Characterization of molecules involved in protein translocation using a specific antibody.

Abstract

The vectorial translocation of nascent proteins through the membrane of the rough endoplasmic reticulum requires a specific membrane-bound protein whose cytoplasmic domain can be proteolytically cleaved and isolated as an active peptide of MW 60,000. Rabbit antibodies raised against this peptide were used to further characterize the membrane-bound molecule in Madin-Darby canine kidney (MDCK) cells. Immunoprecipitation of solubilized, radiolabeled rough microsomal proteins yielded a single polypeptide of MW 72,000, representing the membrane-bound protein from which the MW 60,000 peptide was proteolytically derived.

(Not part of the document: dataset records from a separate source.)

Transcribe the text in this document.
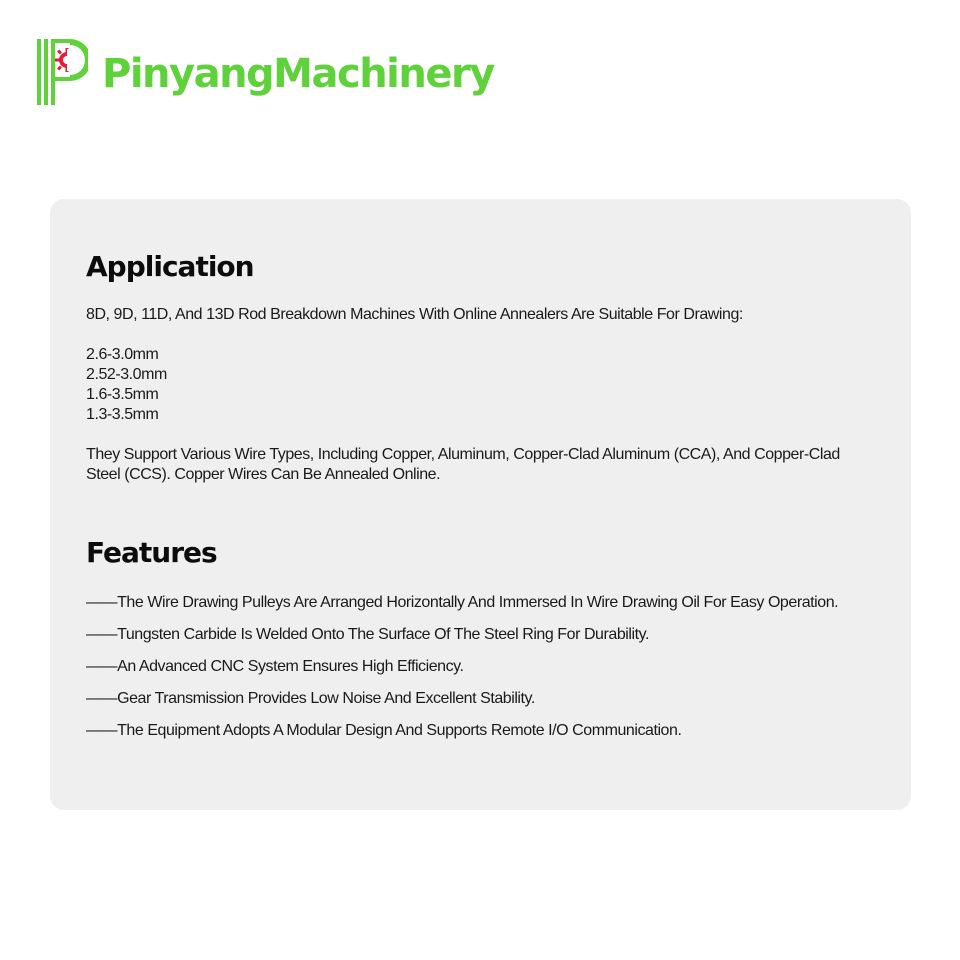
PinyangMachinery
Application

8D, 9D, 11D, And 13D Rod Breakdown Machines With Online Annealers Are Suitable For Drawing:

2.6-3.0mm
2.52-3.0mm
1.6-3.5mm
1.3-3.5mm

They Support Various Wire Types, Including Copper, Aluminum, Copper-Clad Aluminum (CCA), And Copper-Clad Steel (CCS). Copper Wires Can Be Annealed Online.

Features
——The Wire Drawing Pulleys Are Arranged Horizontally And Immersed In Wire Drawing Oil For Easy Operation.
——Tungsten Carbide Is Welded Onto The Surface Of The Steel Ring For Durability.
——An Advanced CNC System Ensures High Efficiency.
——Gear Transmission Provides Low Noise And Excellent Stability.
——The Equipment Adopts A Modular Design And Supports Remote I/O Communication.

The antibody could also be used to remove exclusively the MW 60,000 peptide, and thus the translocation activity, from elastase digests tested in a reconstituted system. Immunoprecipitation of elastase extracts alkylated with [14C]N-ethylmaleimide selected a single species of MW 60,000. Immunoprecipitation of in vivo radiolabeled proteins from the appropriate cell type yielded the MW 72,000 membrane protein irrespective of the duration of labeling or if followed by a chase. Subsequent treatment with protease generated the MW 60,000 fragment. In addition, the antibody could be used to visualize reticular structures in intact cells which correspond to endoplasmic reticulum at the ultrastructural level. It is thus clear that one membrane component required in the vectorial translocation of nascent secretory (and membrane) proteins is a peptide of MW 72,000.